Urn:ietf:params:acme:error:connection

Help
1

Please fill out the fields below so we can help you better. Note: you must provide your domain name to get help. Domain names for issued certificates are all made public in Certificate Transparency logs (e.g. https://crt.sh/?q=example.com), so withholding your domain name here does not increase secrecy, but only makes it harder for us to provide help.
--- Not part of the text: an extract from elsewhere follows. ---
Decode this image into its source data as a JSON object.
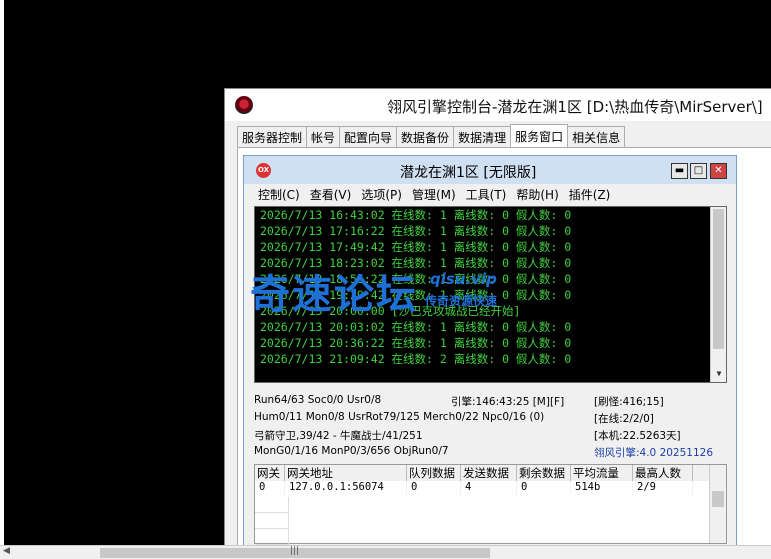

My domain is: [[redacted]] It’s a client of mine, i can provide the full url in private, or access this private bin please:

https://cryptobin.co/85d6o9f0
pass: helpme

I ran this command: wacs.exe

It produced this output:

[WARN] First chance error calling into ACME server, retrying with new nonce…
[INFO] Authorize identifier: mydomain.com
[INFO] Authorizing mydomain.com using http-01 validation (FileSystem)
[INFO] Answer should now be browsable at http:/mydomain.com/.well-known/acme-challenge/aecI0By2tuMjxl0K0BoBAkjVW_eICXyC0jKnh9mIFgA
[INFO] Preliminary validation looks good, but ACME will be more thorough…
[EROR] {
“type”: “urn:ietf:params:acme:error:connection”,
“detail”: “Fetching http://mydomain.com/.well-known/acme-challenge/aecI0By2tuMjxl0K0BoBAkjVW_eICXyC0jKnh9mIFgA: Error getting validation data”,
“status”: 400
}
[EROR] Authorization result: invalid

My web server is (include version): IIS 8.5

The operating system my web server runs on is (include version): Windows Server 2008 R2

My hosting provider, if applicable, is:

I can login to a root shell on my machine (yes or no, or I don’t know): yes

I’m using a control panel to manage my site (no, or provide the name and version of the control panel): no

The version of my client is (e.g. output of certbot --version or certbot-auto --version if you’re using Certbot):

[INFO] A simple Windows ACMEv2 client (WACS)
[INFO] Software version 2.0.3.206 (RELEASE)
[INFO] IIS version 8.5
[INFO] Please report issues at https://github.com/PKISharp/win-acme

Hello sorry for not provide real URL, but its not mine. I’m trying to renew the certs of 3 subdomains of the same domain. All clients that i’ve tried returned the same error.

I’ve tried as in memory (self-hosting) and local file. In local file I can see the files there, i can access the files from other network (3g phone for eg.) But acme server can’t access it… I’m loosing my mind… :frowning:

Please help.

2

Hi @sxfx

there are two different ipv4 addresses.

But one doesn’t answer if there is a http request.

Perhaps remove the ip address with the timeout.

The other ip address looks good.

1 Like
3

Hello @JuergenAuer, thanks for your reply!

Yes, you are right, one of my ips was failing, because my collegue put the firewall interface of it down.

I just wondering why ACME is always resolving for the failing IP, as it has round robin configured…

Cache issues?

4

This topic was automatically closed 30 days after the last reply. New replies are no longer allowed.